Even a few months before Fate co-founder Sheng Ding published his big discovery, Fate noticed an important, and potentially complementary, discovery from its Canadian peers at Verio Therapeutics. A team led by Michael Rudnicki, a Verio co-founder and regenerative medicine researcher at the University of Ottawa, published a paper last year that showed it could identify certain stem cells that act as progenitors for skeletal muscles, as well as the molecular pathways involved in the cells’ transformation into muscle. What’s more, the researches showed that certain biologic molecules could activate those pathways to regenerate muscle tissue. The work was published last June in the journal Cell Stem Cell.

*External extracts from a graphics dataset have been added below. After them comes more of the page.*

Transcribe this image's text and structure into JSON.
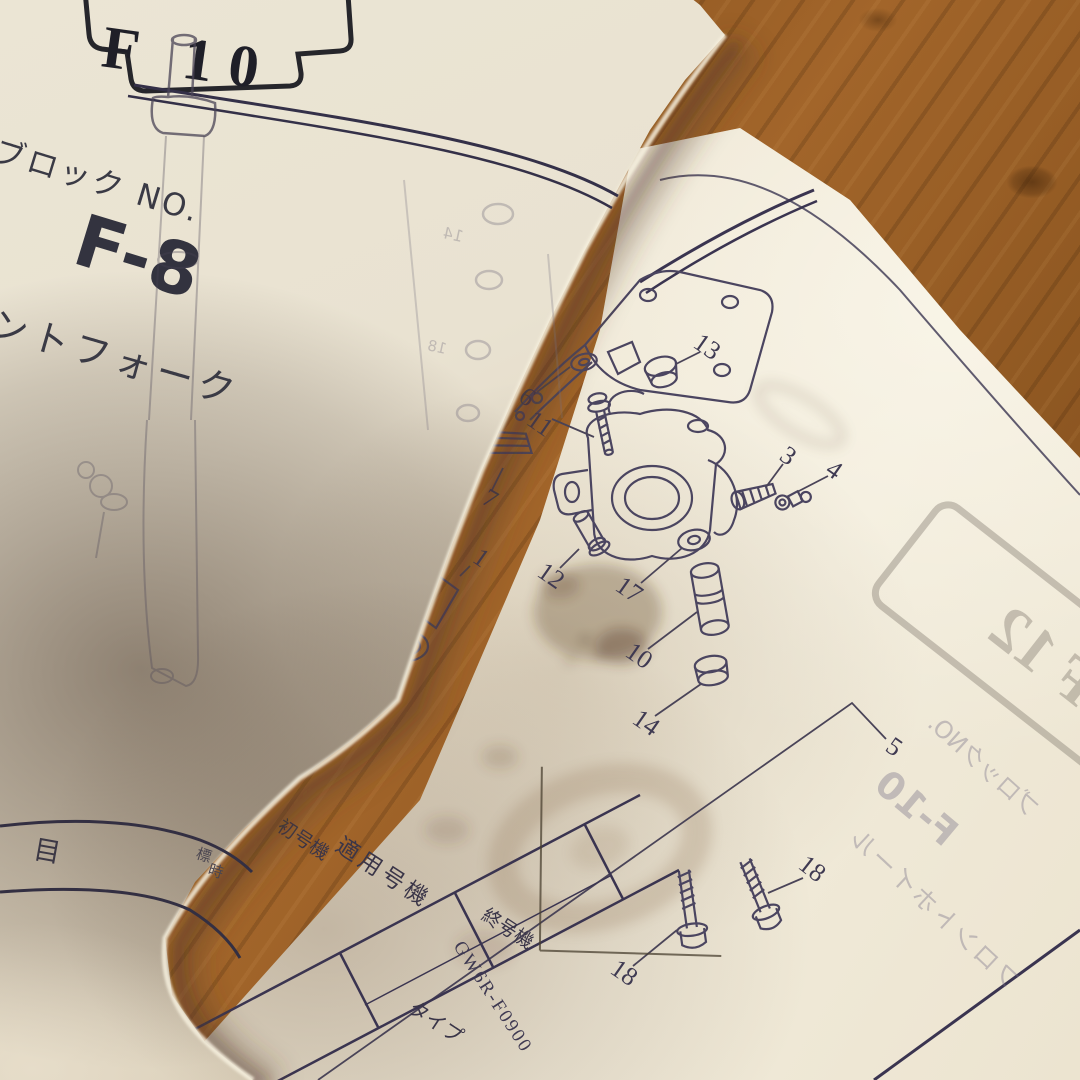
{
  "colors": {
    "wood": "#8f5620",
    "wood_dark": "#6e4015",
    "paper_lit": "#f0e9d7",
    "paper_shadow": "#9c8770",
    "ink": "#3a3450",
    "ink_dark": "#2a2733",
    "stain": "#6e4f33"
  },
  "turning_page": {
    "tab_label": "F 10",
    "block_no_label": "ブロック NO.",
    "block_no_value": "F-8",
    "section_title_partial": "ントフォーク",
    "table_item_header": "目",
    "table_note_char_1": "標",
    "table_note_char_2": "時",
    "ghost_label_1": "14",
    "ghost_label_2": "18"
  },
  "right_page": {
    "figure_code": "GW6R-F0900",
    "table_header_applicable": "適用号機",
    "table_header_first": "初号機",
    "table_header_last": "終号機",
    "table_header_type": "タイプ",
    "ghost_tab_label": "F 12",
    "ghost_block_no_label": "ブロックNO.",
    "ghost_block_no_value": "F-10",
    "ghost_section_title": "フロントホイール"
  },
  "diagram": {
    "callouts": [
      {
        "n": "13"
      },
      {
        "n": "6"
      },
      {
        "n": "11"
      },
      {
        "n": "7"
      },
      {
        "n": "1"
      },
      {
        "n": "12"
      },
      {
        "n": "17"
      },
      {
        "n": "3"
      },
      {
        "n": "4"
      },
      {
        "n": "10"
      },
      {
        "n": "14"
      },
      {
        "n": "5"
      },
      {
        "n": "18"
      },
      {
        "n": "18"
      }
    ]
  }
}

That’s important for Fate, because the company is looking for specific molecular pathways that can be activated in the body—particularly with conventional small molecule drugs—to trigger a regenerative effect. That’s thought to be a more efficient, and less risky, way to stimulate regeneration of tissues than the “cell therapies” most people think when they think of stem-cell based treatments. Fate, at least in its early days, isn’t concentrating on creating such therapies, which would involve injecting patients with stem cells that are thought to be able to regenerate damaged cells. Instead, it wants to use the knowledge it gleans from stem-cell science to come up with drugs that can coax the body’s existing cells into repairing or regenerating damaged tissues.
For its part, Verio already has several biologic drug candidates that might someday be useful for regenerating the insulin-producing pancreatic beta cells that are damaged in diabetes and for regenerating heart cells that have been damaged in a heart attack.

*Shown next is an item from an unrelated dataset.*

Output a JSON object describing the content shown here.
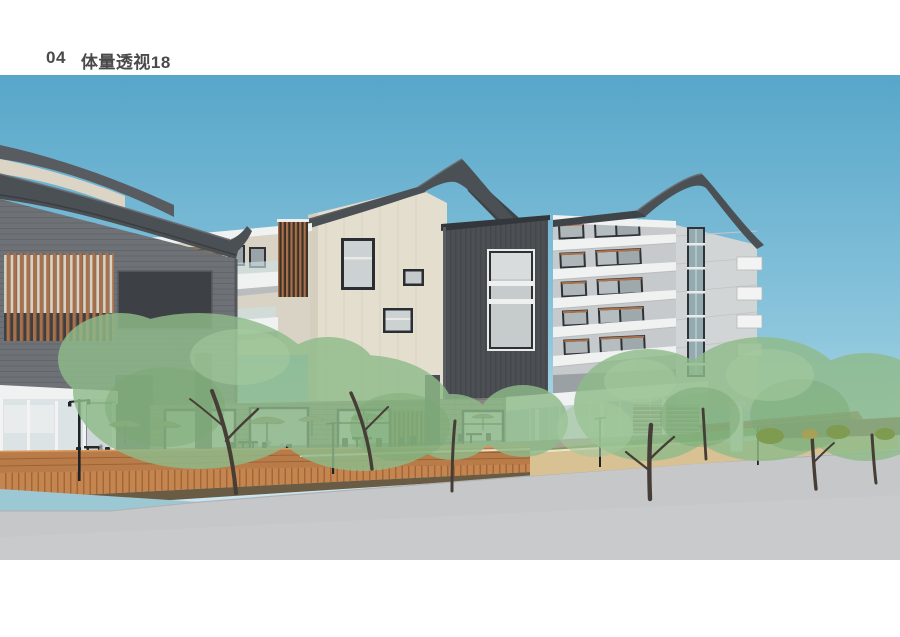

“The Verio group has a lot of experience in identifying stem cells in the body and finding pathways to modulate them,” says Fate Therapeutics spokeswoman Jessica Yingling. “There really aren’t that many people out there taking the stem cell modulation approach, and it seemed like a perfect fit.”
Verio was founded in 2008, and raised a small seed round of financing of about $1 million, Yingling says. CEO Frank Gleeson will stay on board with Fate to run the Ottawa branch, and Verio’s scientific co-founders, Rudnicki and Lynn Arthur Megeney, will be retained on the Fate scientific advisory board, Yingling says. Those two join a stellar group of scientific founders that includes Ding of The Scripps Research Institute, Randall Moon of the University of Washington, Rudolf Jaenisch of MIT and the Whitehead Institute, and Leonard Zon and David Scadden of Harvard Medical School.
By getting a toehold in Canada, Fate will also be able to access the support from the Canadian government—which hasn’t enacted the same kinds of restrictions that hung over the stem cell field in the U.S. during the last decade. Gleeson has a lot of contacts in Canada as a founding venture capitalist of a dozen biotech companies there, and a seat on the board of directors of the Stem Cell Network of Canada. So I wouldn’t be the least bit surprised if Fate is able to secure some support for its research from the friendly taxpayers to our north.
“Canada has been very advanced in stem cell research for a long time,” Yingling says. “They have a strong history, and the government has been very supportive of stem cell research.”